Incluso existen centros en Europa y Estados Unidos que realizan trasplantes de microbiota en seres humanos, aunque de manera experimental, para el tratamiento de infecciones graves. “Hay gente que promueve el uso de esa estrategia en otras circunstancias, pero todavía no hay datos que la justifiquen”, afirma el gastroenterólogo Eamonn Quigley, de la University College Cork, en Irlanda.
Aunque el procedimiento se aprobara para la obesidad, nada garantiza que funcionará. “A largo plazo, el intestino presenta una tendencia a ser recolonizado por su microbiota original”, menciona Quigley. Algunos creen que los probióticos –compuestos que contienen microorganismos vivos– pueden propiciar el desarrollo de una microbiota que evite el aumento de peso. Pero no está comprobado. “Puede ser que funcione preventivamente, antes de comenzar a engordar”, imagina Saad.

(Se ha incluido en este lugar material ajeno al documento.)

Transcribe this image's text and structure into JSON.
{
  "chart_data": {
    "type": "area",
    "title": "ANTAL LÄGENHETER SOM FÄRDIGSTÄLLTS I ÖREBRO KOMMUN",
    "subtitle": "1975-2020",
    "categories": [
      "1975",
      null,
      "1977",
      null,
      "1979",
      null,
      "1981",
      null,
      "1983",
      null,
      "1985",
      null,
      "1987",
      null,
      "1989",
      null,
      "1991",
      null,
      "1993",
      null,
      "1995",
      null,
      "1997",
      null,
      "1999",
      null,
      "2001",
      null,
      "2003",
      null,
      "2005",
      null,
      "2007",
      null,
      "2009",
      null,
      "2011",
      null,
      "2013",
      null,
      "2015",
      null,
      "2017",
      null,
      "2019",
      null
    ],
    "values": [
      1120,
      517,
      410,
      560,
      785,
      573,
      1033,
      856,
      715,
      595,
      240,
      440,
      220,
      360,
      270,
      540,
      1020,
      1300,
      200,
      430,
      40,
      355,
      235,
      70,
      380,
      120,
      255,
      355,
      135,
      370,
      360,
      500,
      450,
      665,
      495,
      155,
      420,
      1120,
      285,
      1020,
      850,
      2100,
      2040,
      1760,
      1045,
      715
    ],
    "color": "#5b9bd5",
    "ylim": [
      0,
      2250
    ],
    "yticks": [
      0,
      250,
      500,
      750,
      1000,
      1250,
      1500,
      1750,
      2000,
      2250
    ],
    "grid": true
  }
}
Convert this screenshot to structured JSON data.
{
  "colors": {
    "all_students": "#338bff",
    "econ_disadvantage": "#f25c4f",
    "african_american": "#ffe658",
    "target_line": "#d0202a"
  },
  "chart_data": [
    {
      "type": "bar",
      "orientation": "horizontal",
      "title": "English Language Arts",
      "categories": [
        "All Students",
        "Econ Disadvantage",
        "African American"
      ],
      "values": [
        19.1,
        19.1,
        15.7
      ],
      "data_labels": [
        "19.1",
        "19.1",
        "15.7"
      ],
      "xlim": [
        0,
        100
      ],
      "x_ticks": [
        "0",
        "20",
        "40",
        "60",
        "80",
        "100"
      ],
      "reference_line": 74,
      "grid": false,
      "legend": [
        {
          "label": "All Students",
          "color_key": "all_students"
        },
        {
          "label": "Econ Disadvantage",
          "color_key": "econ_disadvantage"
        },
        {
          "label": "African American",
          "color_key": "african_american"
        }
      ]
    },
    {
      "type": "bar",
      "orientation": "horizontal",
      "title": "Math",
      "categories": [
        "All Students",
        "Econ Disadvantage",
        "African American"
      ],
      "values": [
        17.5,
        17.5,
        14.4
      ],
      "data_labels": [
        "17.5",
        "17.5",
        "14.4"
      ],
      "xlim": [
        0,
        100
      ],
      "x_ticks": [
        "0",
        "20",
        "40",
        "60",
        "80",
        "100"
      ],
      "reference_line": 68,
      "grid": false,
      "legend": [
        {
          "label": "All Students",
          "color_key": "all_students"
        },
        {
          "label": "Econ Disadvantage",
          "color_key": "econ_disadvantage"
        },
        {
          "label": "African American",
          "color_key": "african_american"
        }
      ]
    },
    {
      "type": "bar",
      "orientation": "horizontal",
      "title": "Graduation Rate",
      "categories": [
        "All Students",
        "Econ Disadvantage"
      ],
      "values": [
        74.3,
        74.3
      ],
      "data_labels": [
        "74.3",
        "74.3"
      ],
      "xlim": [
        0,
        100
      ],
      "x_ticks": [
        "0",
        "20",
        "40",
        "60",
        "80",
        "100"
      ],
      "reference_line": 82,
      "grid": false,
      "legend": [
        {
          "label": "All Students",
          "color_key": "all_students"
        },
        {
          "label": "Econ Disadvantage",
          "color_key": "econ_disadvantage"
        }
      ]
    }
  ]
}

Mientras no avancen los experimentos, la solución menos riesgosa consiste en la práctica de ejercicios físicos y la elección de una dieta magra, en especial, en lo referente a las carnes rojas. Investigadores chinos demostraron en 2010 que el consumo de grasas altera la microbiota y conduce a la obesidad. En diciembre, un estudio divulgado en el British Journal of Nutrition arribó a la conclusión de que consumir frutas, verduras, cereales integrales y pescados reduce la inflamación típica de la obesidad.
El Proyecto
Instituto Nacional de Obesidad y Diabetes (nº 08/57952-5); Modalidad Proyecto Temático; Coordinador Mário José Abdalla Saad – FCM/ Unicamp; Inversión R$ 3.292.062,55 (FAPESP)
Artículo científico
CARICILLI, A.M. et al. Gut microbiota is a key modulator of insulin resistance in TLR 2 knockout mice. PLoS Biology. 6 dic. 2011.